Carmakers brace for shocks as electrified future looms
Auto industry executives gathering this week for the Paris Motor Show will be rubbing shoulders with unusual company: dozens of tech experts eager to tackle what many consider the ultimate connected device.
Electric vehicles are the stars of this year's show, with premium brands like Mercedes and Audi finally jumping into the fray, but the promise of self-driving cars is also on display with dozens of start-ups on hand.
"Each of these new cars requires 100 million lines of code: That's five to six times more than in a Boeing," Luc Chatel, head of the French auto industry association, told executives on Monday.
The enthusiasm for the electrified revolution is partly out of necessity, as regulators and local officials try to cut down on the smog chocking many large cities.
In Europe, carmakers are racing to comply with tough EU limits on CO2 emissions that take effect by 2021, and the introduction of tougher emission testing standards in the wake of the "dieselgate" cheating scandal.
After investing billions of dollars in new batteries despite a still-uncertain payoff, companies are also betting that electric cars will help their bottom lines.
More reliable and with fewer moving parts than combustion engines, electric motors require far fewer workers to install and service.
But industry chiefs know they won't be able to develop the full potential of an electrified, always-connected future on their own.
Google, Nokia and French IT specialist Atos are among the tech groups sending staff to the Paris show with pledges to help automakers navigate their industry's seismic shift.
"Obviously every company would love to do everything by themselves," Carlos Ghosn, head of the Renault-Nissan-Mitsubishi alliance, said in a keynote address Monday.

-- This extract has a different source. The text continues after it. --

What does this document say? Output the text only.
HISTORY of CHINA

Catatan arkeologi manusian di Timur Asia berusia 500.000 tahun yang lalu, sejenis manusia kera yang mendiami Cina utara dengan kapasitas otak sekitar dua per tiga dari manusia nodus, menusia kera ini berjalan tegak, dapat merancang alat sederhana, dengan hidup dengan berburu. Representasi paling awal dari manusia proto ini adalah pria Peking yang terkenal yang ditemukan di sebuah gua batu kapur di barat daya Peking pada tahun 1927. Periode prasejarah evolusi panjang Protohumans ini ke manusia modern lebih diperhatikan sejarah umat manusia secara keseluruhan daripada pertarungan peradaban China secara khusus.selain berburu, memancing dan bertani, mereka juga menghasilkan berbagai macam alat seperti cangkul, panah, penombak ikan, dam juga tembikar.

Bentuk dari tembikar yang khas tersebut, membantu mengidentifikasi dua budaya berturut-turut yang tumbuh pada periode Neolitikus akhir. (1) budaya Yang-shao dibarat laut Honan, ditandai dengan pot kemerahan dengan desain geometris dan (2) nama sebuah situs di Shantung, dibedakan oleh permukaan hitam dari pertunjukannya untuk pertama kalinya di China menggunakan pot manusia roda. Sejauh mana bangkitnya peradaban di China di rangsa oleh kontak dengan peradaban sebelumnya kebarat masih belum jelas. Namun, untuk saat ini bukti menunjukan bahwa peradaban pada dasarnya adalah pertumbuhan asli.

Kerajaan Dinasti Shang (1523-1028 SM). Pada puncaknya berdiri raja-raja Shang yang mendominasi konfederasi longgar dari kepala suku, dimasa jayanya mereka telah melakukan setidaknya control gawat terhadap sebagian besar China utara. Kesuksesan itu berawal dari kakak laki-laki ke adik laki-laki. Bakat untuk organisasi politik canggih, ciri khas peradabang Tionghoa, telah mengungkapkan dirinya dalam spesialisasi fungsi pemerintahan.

"There is an explosion around the services of mobility, where carmakers are going to play a role, in partnership with others," he added, predicting that "we're going to see in the Motor Show less and less car companies."
Ghosn expects his group to sell 14 million cars by the end of 2022, of which 10 percent will be all-electric.

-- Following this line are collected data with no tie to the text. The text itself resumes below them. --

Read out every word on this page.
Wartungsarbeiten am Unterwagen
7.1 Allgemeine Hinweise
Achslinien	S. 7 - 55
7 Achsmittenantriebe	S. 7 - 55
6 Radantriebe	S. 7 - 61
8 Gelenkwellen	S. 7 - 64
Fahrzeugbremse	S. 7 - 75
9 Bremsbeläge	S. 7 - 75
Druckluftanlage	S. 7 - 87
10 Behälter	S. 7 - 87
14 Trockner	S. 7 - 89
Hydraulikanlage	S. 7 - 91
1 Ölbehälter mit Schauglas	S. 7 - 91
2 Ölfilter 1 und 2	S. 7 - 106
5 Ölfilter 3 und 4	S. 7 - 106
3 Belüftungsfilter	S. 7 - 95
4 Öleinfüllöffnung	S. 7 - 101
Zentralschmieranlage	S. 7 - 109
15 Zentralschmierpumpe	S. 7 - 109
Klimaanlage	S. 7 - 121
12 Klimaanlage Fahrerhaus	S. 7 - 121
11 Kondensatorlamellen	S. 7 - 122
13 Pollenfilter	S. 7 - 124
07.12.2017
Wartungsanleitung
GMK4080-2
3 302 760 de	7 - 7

But joining with tech companies means ceding part of the profit, not exactly a welcome prospect for an industry just recently back on a stronger footing after years of bailouts for many in the wake of the 2008 economic crisis.
Automakers are also grappling with lithium-ion battery costs that keep electric vehicle prices well above those of traditional cars—the new models are still loss-makers for most companies.
Mike David, an analyst with Bloomberg Intelligence, forecast that prices would not come down to competitive levels until 2025.
And with new technologies comes the chance for upstarts to jump in: Tesla's market value is greater than that of Renault and PSA combined despite production snafus and recent blunders by its flamboyant founder Elon Musk.
Adding to the headwinds are changing consumer tastes: More people now live in urban centres where alternative modes of transport from cycling to scooters are flourishing amid the zero-emission zeal.
Many no longer see the need for owning a car, electric or not.
"Single-use vehicles are wasteful," said Ian Simmons of Magna International, a parts maker specialising in "green mobility".
Car-sharing and ride-hailing services like Uber and Lyft—which are racing ahead with their own autonomous driving research—will require heavy tech investments in cars and city infrastructure, he said.
But with Audi and Mercedes showing off all-electric SUVs this week—shortly after Ferrari announced an ambitious plan for hybrids—more buyers might be convinced their performance has caught up with combustion engines.
"Their arrival also dispels any doubts over battery or quality issues," JATO analyst Felipe Munoz wrote in a research note.
The Paris Motor Show opens to the public on Thursday and runs until October 14.